Thursday, February 23, 2017

I Should Know Better

Do you ever have one of those moments when you are really angry or hurt (often both) about something and you are ranting or crying (or both) to someone and you say something petty? And you know it is petty when you say it...like bemoaning why we lost OUR baby when there were plenty of other babies in the NICU whose parents never came to visit or flat out abandoned them because the health challenges were too much...and then whoever is listening to you totally calls you on it. Like when my husband reminded me that we wouldn't wish this on anyone --- which is true --- but then you just cry harder because not only are you angry and hurt but then you are also petty and someone else now knows it and you feel even worse for letting the ugly out.

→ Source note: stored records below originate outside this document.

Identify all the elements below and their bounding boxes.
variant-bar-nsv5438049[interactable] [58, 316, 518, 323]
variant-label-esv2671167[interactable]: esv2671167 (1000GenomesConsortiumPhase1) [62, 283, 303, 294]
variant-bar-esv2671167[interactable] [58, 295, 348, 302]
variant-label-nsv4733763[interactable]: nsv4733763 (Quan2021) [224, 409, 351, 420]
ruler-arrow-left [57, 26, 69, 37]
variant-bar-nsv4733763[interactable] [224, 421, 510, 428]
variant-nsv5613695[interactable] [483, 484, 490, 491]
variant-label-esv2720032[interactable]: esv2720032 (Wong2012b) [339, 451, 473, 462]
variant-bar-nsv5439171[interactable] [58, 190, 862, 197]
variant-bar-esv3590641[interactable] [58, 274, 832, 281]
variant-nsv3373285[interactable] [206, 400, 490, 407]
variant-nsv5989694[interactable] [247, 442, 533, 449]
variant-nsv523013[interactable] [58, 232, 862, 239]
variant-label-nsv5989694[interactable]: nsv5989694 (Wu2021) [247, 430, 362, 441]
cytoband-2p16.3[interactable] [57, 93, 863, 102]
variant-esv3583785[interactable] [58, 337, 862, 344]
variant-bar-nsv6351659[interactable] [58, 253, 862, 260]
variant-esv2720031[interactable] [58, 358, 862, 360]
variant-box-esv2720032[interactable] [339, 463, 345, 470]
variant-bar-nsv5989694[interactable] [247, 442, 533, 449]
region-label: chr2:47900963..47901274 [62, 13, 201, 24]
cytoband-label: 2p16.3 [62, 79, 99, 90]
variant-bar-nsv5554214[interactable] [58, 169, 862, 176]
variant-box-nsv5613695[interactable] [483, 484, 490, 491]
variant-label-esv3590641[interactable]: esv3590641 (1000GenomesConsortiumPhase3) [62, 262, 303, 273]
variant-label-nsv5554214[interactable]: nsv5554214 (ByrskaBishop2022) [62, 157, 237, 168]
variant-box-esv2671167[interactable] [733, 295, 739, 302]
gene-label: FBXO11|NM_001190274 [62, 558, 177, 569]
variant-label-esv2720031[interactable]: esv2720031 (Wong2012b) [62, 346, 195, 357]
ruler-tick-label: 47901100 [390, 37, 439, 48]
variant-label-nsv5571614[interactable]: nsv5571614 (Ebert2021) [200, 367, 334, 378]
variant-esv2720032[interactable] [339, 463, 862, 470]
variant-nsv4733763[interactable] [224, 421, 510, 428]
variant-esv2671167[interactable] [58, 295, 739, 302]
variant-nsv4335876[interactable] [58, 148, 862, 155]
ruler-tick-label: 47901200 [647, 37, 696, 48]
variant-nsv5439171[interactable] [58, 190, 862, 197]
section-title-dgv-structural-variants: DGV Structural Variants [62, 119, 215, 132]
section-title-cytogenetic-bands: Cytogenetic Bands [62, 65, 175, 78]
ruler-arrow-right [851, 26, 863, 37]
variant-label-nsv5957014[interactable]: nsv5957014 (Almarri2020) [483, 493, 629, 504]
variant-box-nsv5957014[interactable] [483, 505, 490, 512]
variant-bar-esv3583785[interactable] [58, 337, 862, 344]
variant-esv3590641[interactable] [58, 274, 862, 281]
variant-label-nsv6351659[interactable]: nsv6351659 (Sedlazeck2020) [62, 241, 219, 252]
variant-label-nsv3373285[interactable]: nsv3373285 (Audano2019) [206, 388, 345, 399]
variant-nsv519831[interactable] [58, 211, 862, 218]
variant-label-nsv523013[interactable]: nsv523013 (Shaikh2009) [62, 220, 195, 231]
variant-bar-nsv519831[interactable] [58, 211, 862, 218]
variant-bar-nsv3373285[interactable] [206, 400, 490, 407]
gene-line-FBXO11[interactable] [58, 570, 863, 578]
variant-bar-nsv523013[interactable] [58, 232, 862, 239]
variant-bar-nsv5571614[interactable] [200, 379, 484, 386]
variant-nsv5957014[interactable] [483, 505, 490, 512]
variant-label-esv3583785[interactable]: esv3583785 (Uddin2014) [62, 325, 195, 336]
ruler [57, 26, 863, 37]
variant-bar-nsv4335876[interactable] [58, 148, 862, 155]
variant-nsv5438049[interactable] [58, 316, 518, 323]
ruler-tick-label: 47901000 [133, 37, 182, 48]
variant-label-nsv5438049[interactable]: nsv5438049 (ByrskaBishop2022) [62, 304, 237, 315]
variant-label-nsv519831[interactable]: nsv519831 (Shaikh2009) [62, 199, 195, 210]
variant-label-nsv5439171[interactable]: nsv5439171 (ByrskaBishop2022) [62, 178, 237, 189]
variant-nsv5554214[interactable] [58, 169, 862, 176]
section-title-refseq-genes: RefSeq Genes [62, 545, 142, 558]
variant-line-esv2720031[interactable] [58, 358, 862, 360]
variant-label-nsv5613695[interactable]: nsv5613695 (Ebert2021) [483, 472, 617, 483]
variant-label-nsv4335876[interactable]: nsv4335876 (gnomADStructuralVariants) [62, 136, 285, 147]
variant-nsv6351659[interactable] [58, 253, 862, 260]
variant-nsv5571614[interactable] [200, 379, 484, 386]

I'm not going to lie folks, this past week has been really, really hard for me. I cried so much before Hailey passed. And then after, I just felt so relieved for her that I didn't cry much at all and I could talk about her easily and carry on with my daily chores. But this week, I have been an unmitigated disaster. Yesterday morning, I cried when I dropped off the rest of my breastmilk to another military spouse who could make use of it. She'd never met me before but kindly gave me a hug and let me know it was okay.

Then I went shopping. I've been so angry at my body this week. I think when people experience stress, they either eat their feelings or their feelings starve them. I usually fall into the former camp, but watching Hailey suffer took away my appetite. In the hospital, if I even smelled food, I became nauseous. I lost a lot of weight and was too dizzy and weak to exercise, which would have been a healthy way to deal with my stress. I knew I needed to eat. I wasn't trying to be difficult. I just couldn't. So, I went to see the doctor about going on anti-anxiety or anti-depression medicine so I'd be able to at least eat.

I stayed on the medication for about 45 days, and it did help me a lot. I was able to eat again. I survived burying our daughter, and I weaned myself off the medicine. And I instantly gained back six or 7 lbs. Just enough to make me feel like a 20 lb sausage crammed into a 10 lb casing every time I tried to put on my normal pants. Not enough to keep maternity pants up, though, and psychologically - I can't go back to wearing that stuff. Every time I caught sight of my body in the mirror this week, I raged. Not because my body isn't in the great shape it was before I had kids...but because my body looks like I had a baby and I don't have my baby. It is just another painful reminder of all that I have lost...just like the empty nursery I am sitting across from right now as I write this.

So I went shopping, and bought some leggings and baggy tops and looser jeans. The cashier made small talk with me as I checked out...inevitably the question about kids came up...and I didn't know what to say and I just started tearing up. I whispered that my daughter passed not quite two months ago. The cashier felt bad, and told me everything happens for a reason. I believe that, and she was well intentioned, but in that moment, it hurt. Everything has hurt this week.

Grief is cruel in the way it evolves over time to haunt us in new ways. I'd been doing so well. Writing on here, taking comfort in friends and family, hoarding paint chips as I consider how to decorate our new house, and filling out my grad school applications so I can go back and get my Masters in Social Work like Hailey has inspired me to do. And then I just crashed.

A few weeks ago, a friend showed me an illustration of how we think a journey through grief will be rather like a straight line when in reality, it is kind of a crazy scribble that looks rather like a tumbleweed. This is so true. On my shopping trip yesterday, I was also looking for cute shoes for my son. I popped in to Old Navy and realized the last time I'd been shopping (in there or really anywhere else) had been before Hailey died. I'd been shopping for her. I inwardly raged - really on the borderline of hysteria - at all the cute girl clothes before me. And yet the store didn't have one dang pair of shoes in my son's size. I turned around and walked back to my car before I lost it for the third time in as many hours.

I worry about trying to have another baby. I worry that I will never have another daughter and I will always wonder what life would have been like with Hailey and that I will never feel whole again. I love God and trust in Him but wonder about how much he can ask some of us to take. I think of that guy who wrote the hymn It Is Well With My Soul after losing his ENTIRE family in a shipwreck. I try to hold on to his perspective and reach for the books on Heaven that some friends and family have so kindly sent to me.

None of this is to say that everything else I've written on this blog isn't true. I still know it is pointless to linger in the "why me?" question. It doesn't mean it doesn't still pop in to my mind. And, I may not be okay today. I might be worse tomorrow. But I know one of these days soon, I will wake up and feel better than I do right now. And in the mean time, I know it is important to embrace what I'm feeling and to let sorrow have its moment.